Chávez usa a web para recuperar tempo perdido

Após três cirurgias em pouco mais de um ano e enfrentando um rival bem mais jovem, líder bolivariano intensifica campanha nas redes sociais

DANIEL WALLIS, REUTERS / CARACAS, O Estado de S.Paulo

16 de julho de 2012 | 03h03

O presidente da Venezuela, Hugo Chávez, passou a enviar tuítes em forma de mensagem de texto até para os venezuelanos que têm os pacotes mais básicos de operadoras de celular do país. Chávez enfrenta a mais dura campanha presidencial de sua carreira, contra o opositor Henrique Capriles - a votação está marcada para 7 de outubro.

Após três cirurgias contra um câncer em pouco mais de um ano e sua saúde cada vez mais delicada, Chávez não conseguiu viajar tanto quanto o seu rival. Para compensar, ele se concentra em fazer aparições regulares nas TVs estatais - geralmente durante várias horas, quase todos os dias - e em se comunicar por meio de sua conta no Twitter, que tem cerca de 3,2 milhões de seguidores.
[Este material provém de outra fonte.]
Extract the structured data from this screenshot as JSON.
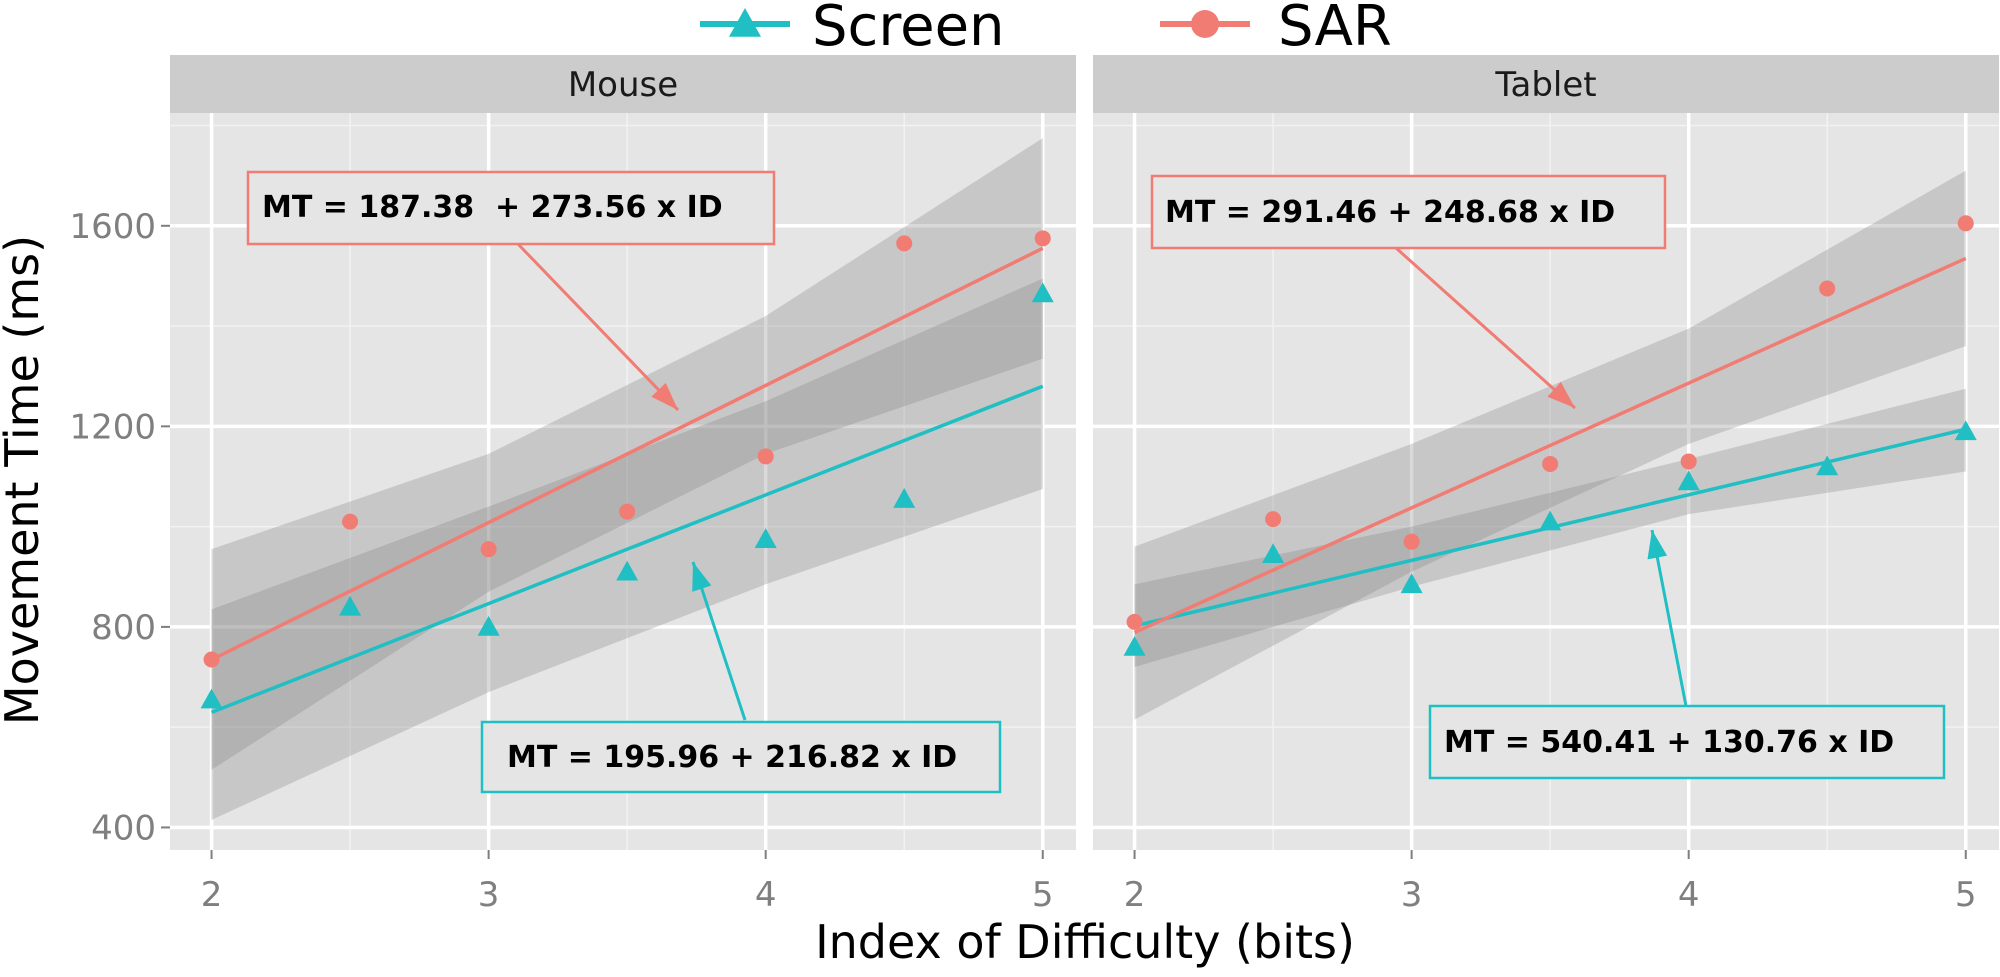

O presidente começou a tuitar no inicio de 2010. Rapidamente, sua conta superou a da Globovisión, a principal estação de TV da oposição. Por isso, de acordo com ele, seu gabinete foi obrigado a contratar mais de 200 pessoas para ajudá-lo a ler e responder o que ele chama de "avalanche" de mensagens dos seguidores, pedidos de ajuda e reclamações sobre serviços ruins e corrupção.

Encantado com seu sucesso cibernético, Chávez até encorajou o cubano Fidel Castro e o boliviano Evo Morales a aderirem às redes sociais. Embora Chávez, de 57 anos, diga que está completamente curado do câncer, sua complicada recuperação significou dar campo para Capriles, um ex-governador de 40 anos, que passou os últimos meses percorrendo o país batendo de casa em casa.

A maioria das pesquisas continua apontando uma vantagem de mais de dez pontos porcentuais para Chávez. O fim de semana foi marcado por uma intensa campanha nas ruas, tanto por parte de Chávez como de Capriles. Durante os comícios, Chávez tem descrito sua recuperação como um verdadeiro "milagre" e tentado aproveitar os profundos laços emocionais - que até mesmo os críticos mais ferrenhos admitem que ele ainda tem - com a maioria dos pobres da Venezuela.